Closed swt83 closed 11 years ago
Hi. I'm not seeing that. Can you provide the command line args you're using and also an example filename? Thanks!
So out of many examples, one is data/108/votes/2004/h405/data.json
. If I do a search of the document, one of the legislator ids will be "0000000". I scraped it last night using ./run votes --congress=108 --session=2004 --force
.
Yeah, I see it. Run ./run votes --vote_id=h405-108.2004
and then look at data/108/votes/2004/h405
. One of the voters is:
{
"display_name": "Butterfield",
"id": "0000000",
"party": "D",
"state": "NC"
}
The 0's appear in the original data: http://clerk.house.gov/evs/2004/roll405.xml
Something to report to the Clerk, I think.
Ahha. I hadn't scraped that far back. On GovTrack I used to fall back to name/state (so, fwiw, the data is complete there: http://www.govtrack.us/data/us/108/rolls/h2004-405.xml).
Okay. I'll report it to the Clerk. On Feb 28, 2013 9:07 AM, "Joshua Tauberer" notifications@github.com wrote:
Ahha. I hadn't scraped that far back. On GovTrack I used to fall back to name/state (so, fwiw, the data is complete there: http://www.govtrack.us/data/us/108/rolls/h2004-405.xml).
— Reply to this email directly or view it on GitHubhttps://github.com/unitedstates/congress/issues/46#issuecomment-14237448 .
I committed a check for 0000000. Maybe we want to make it an error condition?
OK, I've made 0000000 an error condition. I also made improperly parsing the legis-num an error condition, and added "MOTION" to the list of acceptable values it can have.
(The ticket can stay open 'til the data's fixed.)
This hasn't been fixed yet, and I've confirmed (myself, and with the Clerk) that it only affects this one person, and only a specific time frame: vote No. 405 through No. 544. (The first vote he took following his special election, until the end of that Congress.)
Given that, should I simply hardcode a fix in the scraper for that value for that time?
I vote yes.
Yeah, I think it can only reduce the amount of error in the scraper's output, even in the long run. I'll do this.
But if they make the same error w/ a different member, then we won't be able to catch it.
Well, we'd catch it the same way we caught this. And right now, this is causing a big swathe of invalid data. It seems unlikely to happen for another member, especially since we now know the cause - that the guy was specially elected mid-session.
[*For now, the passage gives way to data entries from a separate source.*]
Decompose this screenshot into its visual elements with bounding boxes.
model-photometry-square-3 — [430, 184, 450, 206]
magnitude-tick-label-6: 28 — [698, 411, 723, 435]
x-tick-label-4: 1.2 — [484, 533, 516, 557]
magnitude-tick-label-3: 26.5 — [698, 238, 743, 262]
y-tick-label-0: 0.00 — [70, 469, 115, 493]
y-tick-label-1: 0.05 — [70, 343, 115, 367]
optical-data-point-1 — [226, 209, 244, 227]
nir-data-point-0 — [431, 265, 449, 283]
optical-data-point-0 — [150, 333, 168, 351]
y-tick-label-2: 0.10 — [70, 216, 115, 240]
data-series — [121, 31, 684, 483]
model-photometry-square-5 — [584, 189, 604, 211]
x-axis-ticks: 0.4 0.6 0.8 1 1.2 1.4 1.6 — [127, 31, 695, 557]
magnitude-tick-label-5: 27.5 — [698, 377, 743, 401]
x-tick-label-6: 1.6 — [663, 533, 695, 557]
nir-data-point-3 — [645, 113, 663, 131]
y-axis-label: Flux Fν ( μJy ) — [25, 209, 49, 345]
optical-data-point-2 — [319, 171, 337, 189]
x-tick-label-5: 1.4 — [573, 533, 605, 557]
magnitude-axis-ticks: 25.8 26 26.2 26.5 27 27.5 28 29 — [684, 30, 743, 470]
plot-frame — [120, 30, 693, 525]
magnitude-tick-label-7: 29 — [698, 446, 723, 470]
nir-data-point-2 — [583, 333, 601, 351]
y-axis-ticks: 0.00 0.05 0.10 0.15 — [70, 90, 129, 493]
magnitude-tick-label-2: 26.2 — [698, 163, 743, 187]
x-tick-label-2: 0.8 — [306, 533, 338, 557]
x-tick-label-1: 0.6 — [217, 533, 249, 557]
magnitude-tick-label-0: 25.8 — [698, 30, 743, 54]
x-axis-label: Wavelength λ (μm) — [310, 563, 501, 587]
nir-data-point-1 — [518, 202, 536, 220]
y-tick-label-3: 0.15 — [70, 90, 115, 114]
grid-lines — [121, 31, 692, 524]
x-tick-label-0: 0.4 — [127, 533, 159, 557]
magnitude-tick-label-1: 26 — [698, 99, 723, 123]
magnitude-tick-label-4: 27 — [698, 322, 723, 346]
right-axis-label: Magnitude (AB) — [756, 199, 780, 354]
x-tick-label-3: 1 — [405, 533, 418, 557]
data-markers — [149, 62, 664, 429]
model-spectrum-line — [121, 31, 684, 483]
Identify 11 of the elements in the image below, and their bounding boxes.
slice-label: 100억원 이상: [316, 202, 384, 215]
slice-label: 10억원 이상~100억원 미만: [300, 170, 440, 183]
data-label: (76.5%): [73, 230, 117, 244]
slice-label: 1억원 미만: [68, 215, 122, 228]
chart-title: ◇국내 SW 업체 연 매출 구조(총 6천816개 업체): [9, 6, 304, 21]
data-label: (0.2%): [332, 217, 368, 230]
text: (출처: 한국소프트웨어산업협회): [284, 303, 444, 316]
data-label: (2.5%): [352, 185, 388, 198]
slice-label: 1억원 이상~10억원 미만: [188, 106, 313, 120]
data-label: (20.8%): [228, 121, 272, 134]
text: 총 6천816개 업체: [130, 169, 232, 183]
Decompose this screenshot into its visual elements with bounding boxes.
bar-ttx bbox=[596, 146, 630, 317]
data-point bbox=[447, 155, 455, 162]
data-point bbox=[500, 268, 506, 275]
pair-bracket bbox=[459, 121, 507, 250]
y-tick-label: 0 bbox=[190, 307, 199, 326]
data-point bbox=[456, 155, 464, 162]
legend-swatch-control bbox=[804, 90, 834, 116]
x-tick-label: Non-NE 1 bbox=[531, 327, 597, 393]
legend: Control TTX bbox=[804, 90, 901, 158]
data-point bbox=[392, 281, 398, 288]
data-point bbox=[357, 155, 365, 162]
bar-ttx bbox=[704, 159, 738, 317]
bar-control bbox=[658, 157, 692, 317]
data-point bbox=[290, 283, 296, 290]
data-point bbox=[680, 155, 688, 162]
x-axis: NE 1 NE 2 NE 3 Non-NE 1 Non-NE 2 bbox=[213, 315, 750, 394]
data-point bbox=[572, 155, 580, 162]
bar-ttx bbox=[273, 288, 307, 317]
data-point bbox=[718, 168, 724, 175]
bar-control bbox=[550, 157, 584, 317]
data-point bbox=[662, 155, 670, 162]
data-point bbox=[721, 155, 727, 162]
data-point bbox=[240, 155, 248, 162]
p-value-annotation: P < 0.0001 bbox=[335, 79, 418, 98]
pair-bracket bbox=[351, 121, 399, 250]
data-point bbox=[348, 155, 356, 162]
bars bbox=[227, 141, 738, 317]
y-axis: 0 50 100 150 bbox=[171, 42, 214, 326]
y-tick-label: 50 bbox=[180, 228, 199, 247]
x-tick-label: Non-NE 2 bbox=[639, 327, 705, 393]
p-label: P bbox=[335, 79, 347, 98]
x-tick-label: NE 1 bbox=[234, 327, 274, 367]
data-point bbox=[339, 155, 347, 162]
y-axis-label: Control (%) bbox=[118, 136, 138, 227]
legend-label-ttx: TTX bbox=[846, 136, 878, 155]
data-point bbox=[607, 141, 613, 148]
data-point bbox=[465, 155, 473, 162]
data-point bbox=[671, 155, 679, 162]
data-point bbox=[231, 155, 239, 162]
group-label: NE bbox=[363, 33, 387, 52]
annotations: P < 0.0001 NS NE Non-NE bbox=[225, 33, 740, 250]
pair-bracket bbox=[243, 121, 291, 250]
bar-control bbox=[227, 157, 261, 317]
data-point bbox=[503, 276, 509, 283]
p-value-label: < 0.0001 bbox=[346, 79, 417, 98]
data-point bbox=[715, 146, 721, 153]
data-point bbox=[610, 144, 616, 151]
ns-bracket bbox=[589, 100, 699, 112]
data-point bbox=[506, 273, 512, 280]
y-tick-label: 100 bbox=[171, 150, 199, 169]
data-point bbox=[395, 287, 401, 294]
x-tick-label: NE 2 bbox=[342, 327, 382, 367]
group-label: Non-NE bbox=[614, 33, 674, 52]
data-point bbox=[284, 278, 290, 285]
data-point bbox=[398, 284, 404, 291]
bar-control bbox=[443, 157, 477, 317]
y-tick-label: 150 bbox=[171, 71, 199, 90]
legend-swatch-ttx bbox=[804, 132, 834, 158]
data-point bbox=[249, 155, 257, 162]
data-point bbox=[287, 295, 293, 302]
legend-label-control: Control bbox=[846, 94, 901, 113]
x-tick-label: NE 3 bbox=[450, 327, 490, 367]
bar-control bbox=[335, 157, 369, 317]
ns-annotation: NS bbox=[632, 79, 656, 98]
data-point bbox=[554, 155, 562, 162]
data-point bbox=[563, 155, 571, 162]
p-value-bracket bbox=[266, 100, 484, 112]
So as long as we only do it for House votes between these two numbers in that year, the only way it'll fail us is if it develops for someone else during that specific time period. So the worst case is we'll be in the same situation we're in right now, and the best (and most likely) case is it's all fixed.
Did they give any indication that they would fix the issue upstream?
Yes, but only "at some point".
This still isn't fixed upstream, btw.
I've replaced the previous fix with a more generic name lookup in 08f4025faba4d25f4ab7c19beab3ca4595756a5d. (Through the 107th Congress there were no bioguide IDs listed for anyone!)
In the vote data for the 110th Congress there are many legislator ids that say "0000000", which is invalid. I guess it's a problem w/ the source data and nothing we can do about it. A workaround might be to compare the date, lastname, state, and chamber to the Legislators table to try and fill in the missing ID value.